Uutisia Koreasta

Suht tuore dokkari Pohjois-Koreasta
Pohjois-Korean kommunistisen puolueen keskuskomitean kokouksessa osallistujien rintamerkeissä oli ensikertaa pelkkä Kim Jong-unin kuva. Eli isä ja isoisä heivattiin pois, ilmeisesti paksu poika yrittää vahvistaa henkilöpalvontaansa.

Kim Jong-un's solitary portrait pin officially seen for 1st time​

SEOUL, June 30 (Yonhap) -- A pin featuring the solitary portrait of North Korean leader Kim Jong-un was officially seen for the first time Sunday, signaling an accelerated effort to glorify the third generation of the Kim family.

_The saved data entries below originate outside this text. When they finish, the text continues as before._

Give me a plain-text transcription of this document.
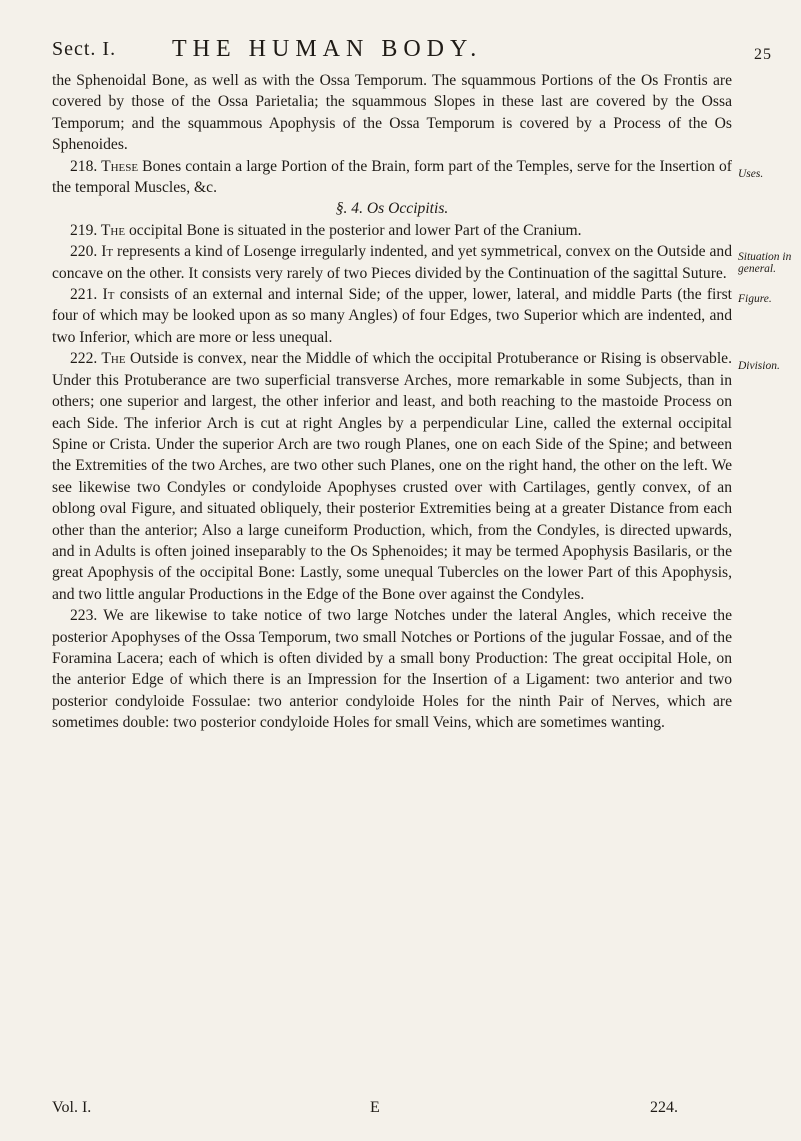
Sect. I. THE HUMAN BODY.	25

the Sphenoidal Bone, as well as with the Ossa Temporum. The squammous Portions of the Os Frontis are covered by those of the Ossa Parietalia; the squammous Slopes in these last are covered by the Ossa Temporum; and the squammous Apophysis of the Ossa Temporum is covered by a Process of the Os Sphenoides.

218. These Bones contain a large Portion of the Brain, form part of the Temples, serve for the Insertion of the temporal Muscles, &c.

§. 4. Os Occipitis.

219. The occipital Bone is situated in the posterior and lower Part of the Cranium.

220. It represents a kind of Losenge irregularly indented, and yet symmetrical, convex on the Outside and concave on the other. It consists very rarely of two Pieces divided by the Continuation of the sagittal Suture.

221. It consists of an external and internal Side; of the upper, lower, lateral, and middle Parts (the first four of which may be looked upon as so many Angles) of four Edges, two Superior which are indented, and two Inferior, which are more or less unequal.

222. The Outside is convex, near the Middle of which the occipital Protuberance or Rising is observable. Under this Protuberance are two superficial transverse Arches, more remarkable in some Subjects, than in others; one superior and largest, the other inferior and least, and both reaching to the mastoide Process on each Side. The inferior Arch is cut at right Angles by a perpendicular Line, called the external occipital Spine or Crista. Under the superior Arch are two rough Planes, one on each Side of the Spine; and between the Extremities of the two Arches, are two other such Planes, one on the right hand, the other on the left. We see likewise two Condyles or condyloide Apophyses crusted over with Cartilages, gently convex, of an oblong oval Figure, and situated obliquely, their posterior Extremities being at a greater Distance from each other than the anterior; Also a large cuneiform Production, which, from the Condyles, is directed upwards, and in Adults is often joined inseparably to the Os Sphenoides; it may be termed Apophysis Basilaris, or the great Apophysis of the occipital Bone: Lastly, some unequal Tubercles on the lower Part of this Apophysis, and two little angular Productions in the Edge of the Bone over against the Condyles.

223. We are likewise to take notice of two large Notches under the lateral Angles, which receive the posterior Apophyses of the Ossa Temporum, two small Notches or Portions of the jugular Fossae, and of the Foramina Lacera; each of which is often divided by a small bony Production: The great occipital Hole, on the anterior Edge of which there is an Impression for the Insertion of a Ligament: two anterior and two posterior condyloide Fossulae: two anterior condyloide Holes for the ninth Pair of Nerves, which are sometimes double: two posterior condyloide Holes for small Veins, which are sometimes wanting.

Uses.
Situation in general.
Figure.
Division.
Vol. I.	E	224.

The pin was seen attached to the suit jackets of all of the North Korean officials who attended a plenary meeting of the ruling Workers' Party of Korea's 8th Central Committee on Friday, a photo by the Korean Central News Agency (KCNA) showed Sunday.

The photo was also published in the Rodong Sinmun, North Korea's official newspaper.

It marked the first confirmation of the use of pins featuring the sole portrait of Kim Jong-un.

During inter-Korean working-level talks in 2013, North Korean officials confirmed to South Korean reporters that a pin featuring the portrait of Kim Jong-un was created in early 2012, available in two shapes: round and square.

A portrait pin, a key symbol of the Kim family's cult of personality, must be worn by everyone in North Korea, from ordinary citizens to top officials.

The pin featuring Kim Il-sung, North Korea's founder, began production and distribution in November 1970, while his successor Kim Jong-il's pin started being produced in February 1992 for his 50th birthday celebration.

Since Kim Jong-il's death in December 2011, pins with dual portraits of both leaders have been widely distributed to the public.

The recent appearance of Kim Jong-un's pin with his solitary portrait in official meeting venues indicates "an intensified effort in idolization," Hong Min, a senior research fellow at the Korea Institute for National Unification, told Yonhap News Agency on Sunday.

Pyongyang appeared to have entered "a phase of intensified idolization of Kim Jong-un," he said, which suggests that such efforts could "potentially extend to other aspects of North Korea's governance, including possible future changes to its constitution and party rules," to further solidify Kim's status.